Sur un plan théorique, il faut rappeler que la puissance est un phénomène dynamique qui ne se fixe pas sur un centre statique. L’espace est un facteur de puissance virtuelle: il ne se transforme en moyen de puissance que s’il est utilisable.
Ce principe permet de mettre en exergue des différences essentielles dans les approches qui ne se basent pas exclusivement sur la notion de distance puisque désormais la puissance et l’impact peuvent être dilués sur des éléments à grande échelle.
Ces précautions épistémologiques ne doivent en aucun cas, conduire à sous-estimer l’influence du facteur spatial sur la stratégie.

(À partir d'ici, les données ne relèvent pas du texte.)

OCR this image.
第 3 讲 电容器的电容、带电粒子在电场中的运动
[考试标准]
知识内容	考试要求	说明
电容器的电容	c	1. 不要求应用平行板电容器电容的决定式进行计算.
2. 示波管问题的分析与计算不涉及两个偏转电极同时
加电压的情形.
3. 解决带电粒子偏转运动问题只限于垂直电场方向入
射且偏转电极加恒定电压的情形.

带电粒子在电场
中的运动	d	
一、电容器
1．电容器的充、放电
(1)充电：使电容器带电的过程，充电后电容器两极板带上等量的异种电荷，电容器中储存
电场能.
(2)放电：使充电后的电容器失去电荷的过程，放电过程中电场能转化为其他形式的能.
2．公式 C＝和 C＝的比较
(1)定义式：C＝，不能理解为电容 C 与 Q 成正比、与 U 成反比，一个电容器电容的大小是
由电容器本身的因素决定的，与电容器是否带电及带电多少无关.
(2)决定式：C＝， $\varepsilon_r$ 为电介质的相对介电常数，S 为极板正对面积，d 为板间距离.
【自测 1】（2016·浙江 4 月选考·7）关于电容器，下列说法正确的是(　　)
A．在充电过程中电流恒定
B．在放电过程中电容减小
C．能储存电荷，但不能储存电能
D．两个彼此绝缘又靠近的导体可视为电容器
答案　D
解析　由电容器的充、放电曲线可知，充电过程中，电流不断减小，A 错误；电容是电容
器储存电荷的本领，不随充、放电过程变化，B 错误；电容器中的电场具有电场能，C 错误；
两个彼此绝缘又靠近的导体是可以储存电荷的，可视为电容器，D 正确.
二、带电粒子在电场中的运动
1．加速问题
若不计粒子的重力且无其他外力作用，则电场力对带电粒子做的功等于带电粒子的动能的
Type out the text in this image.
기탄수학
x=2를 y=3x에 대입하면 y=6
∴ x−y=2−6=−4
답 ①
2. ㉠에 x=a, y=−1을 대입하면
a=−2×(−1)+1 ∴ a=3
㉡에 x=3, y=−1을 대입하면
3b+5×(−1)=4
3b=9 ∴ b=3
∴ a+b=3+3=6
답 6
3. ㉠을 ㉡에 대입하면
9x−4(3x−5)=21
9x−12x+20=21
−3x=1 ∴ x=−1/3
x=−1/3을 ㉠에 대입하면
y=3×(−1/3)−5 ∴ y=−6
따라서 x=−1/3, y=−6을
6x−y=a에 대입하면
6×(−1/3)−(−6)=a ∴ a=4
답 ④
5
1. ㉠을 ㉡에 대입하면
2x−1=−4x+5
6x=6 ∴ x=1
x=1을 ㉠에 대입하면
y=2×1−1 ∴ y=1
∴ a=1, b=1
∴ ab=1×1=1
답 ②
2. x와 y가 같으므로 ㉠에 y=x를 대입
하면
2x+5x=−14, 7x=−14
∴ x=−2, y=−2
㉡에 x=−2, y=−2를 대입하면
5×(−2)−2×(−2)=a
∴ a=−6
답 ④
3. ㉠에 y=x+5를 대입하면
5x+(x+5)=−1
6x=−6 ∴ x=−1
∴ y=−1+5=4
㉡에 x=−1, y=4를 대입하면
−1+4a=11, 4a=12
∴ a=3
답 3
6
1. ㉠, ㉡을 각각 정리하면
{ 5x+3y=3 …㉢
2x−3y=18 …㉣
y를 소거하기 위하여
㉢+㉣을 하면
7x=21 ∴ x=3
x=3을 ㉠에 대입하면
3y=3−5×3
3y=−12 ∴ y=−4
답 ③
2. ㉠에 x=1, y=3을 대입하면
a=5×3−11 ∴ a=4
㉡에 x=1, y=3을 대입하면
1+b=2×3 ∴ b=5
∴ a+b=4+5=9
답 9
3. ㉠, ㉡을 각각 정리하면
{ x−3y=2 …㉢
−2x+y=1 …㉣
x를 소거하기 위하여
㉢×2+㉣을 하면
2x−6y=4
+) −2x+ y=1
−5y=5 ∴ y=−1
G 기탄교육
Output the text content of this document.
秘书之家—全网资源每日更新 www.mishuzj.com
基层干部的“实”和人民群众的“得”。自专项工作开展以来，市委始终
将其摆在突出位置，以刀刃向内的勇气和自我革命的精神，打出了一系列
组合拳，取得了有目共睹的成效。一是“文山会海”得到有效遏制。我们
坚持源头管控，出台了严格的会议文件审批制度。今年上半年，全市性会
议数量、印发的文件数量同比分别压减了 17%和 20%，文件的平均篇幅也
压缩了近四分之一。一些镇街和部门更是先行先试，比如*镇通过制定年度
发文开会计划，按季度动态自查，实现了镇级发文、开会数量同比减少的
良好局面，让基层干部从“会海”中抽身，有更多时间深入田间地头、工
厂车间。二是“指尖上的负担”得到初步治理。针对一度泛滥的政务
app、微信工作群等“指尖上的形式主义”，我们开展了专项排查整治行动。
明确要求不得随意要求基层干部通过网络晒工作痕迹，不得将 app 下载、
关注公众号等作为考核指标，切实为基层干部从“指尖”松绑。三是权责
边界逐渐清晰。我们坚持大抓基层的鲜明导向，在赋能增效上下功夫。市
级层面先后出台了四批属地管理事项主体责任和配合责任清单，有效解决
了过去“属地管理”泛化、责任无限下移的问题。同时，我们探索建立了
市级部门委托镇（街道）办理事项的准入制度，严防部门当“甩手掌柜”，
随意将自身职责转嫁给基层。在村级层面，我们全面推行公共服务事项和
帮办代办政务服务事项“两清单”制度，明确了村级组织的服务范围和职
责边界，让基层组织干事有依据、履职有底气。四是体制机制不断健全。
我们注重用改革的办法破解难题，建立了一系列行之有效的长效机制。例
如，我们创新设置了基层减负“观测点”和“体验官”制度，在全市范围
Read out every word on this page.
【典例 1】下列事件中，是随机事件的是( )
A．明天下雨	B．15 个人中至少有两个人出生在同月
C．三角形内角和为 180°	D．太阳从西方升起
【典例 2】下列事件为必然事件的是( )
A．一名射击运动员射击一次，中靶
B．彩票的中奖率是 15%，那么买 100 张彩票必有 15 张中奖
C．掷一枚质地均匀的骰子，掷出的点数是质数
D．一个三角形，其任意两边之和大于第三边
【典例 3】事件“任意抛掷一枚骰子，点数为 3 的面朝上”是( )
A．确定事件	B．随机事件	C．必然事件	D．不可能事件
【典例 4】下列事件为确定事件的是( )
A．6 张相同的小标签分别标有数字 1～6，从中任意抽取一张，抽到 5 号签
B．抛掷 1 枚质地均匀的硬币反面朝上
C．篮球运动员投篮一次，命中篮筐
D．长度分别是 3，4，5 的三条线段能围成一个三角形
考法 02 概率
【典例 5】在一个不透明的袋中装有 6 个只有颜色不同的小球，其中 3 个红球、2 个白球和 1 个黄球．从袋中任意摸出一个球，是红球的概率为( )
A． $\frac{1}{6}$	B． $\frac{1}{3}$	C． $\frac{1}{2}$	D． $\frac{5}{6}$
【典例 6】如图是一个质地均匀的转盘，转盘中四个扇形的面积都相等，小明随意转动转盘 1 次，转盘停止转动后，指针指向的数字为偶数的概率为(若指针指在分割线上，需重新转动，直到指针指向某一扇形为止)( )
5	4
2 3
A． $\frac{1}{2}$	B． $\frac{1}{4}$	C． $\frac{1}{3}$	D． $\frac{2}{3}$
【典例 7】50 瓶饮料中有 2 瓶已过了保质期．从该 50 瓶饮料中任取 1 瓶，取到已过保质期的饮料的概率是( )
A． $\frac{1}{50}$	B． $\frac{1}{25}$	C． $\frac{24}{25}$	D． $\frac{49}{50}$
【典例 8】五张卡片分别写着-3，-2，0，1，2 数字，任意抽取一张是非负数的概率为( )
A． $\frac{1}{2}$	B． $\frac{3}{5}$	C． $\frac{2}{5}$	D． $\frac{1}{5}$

Simplement cette influence est souvent difficile à déterminer, dans la mesure où elle combine des éléments différents: topostratégie, physiostratégie, morphostratégie, météostratégie.
Dans notre cas, nous définissons la topostrategie de manière différente car celle-ci est pour ainsi dire un cas dégénère de l’élément spatial, alors qu’avec l’introduction de l’outil topologique, nous faisons d’elle un élément capable de détecter des hyperstructures.
La stratégie contemporaine est une stratégie intégrée dans laquelle l’élément terrestre et l’élément marin, longtemps dissociés sont dorénavant en interaction constante, du fait de l’intervention d’un troisième élément l’air, et de l’amphibie.
Cette possibilité multiple qui ne sépare plus les éléments de manière claire mais les traite comme un continuum dans l’espace-temps
La géographie militaire indiquait des positions à occuper, la géostratégie suggère des directions à suivre.
Quant à la topostrategie, elle donne sens à des schémas mentaux plus profonds qui agissent comme un substrat fondamental pour la stratégie.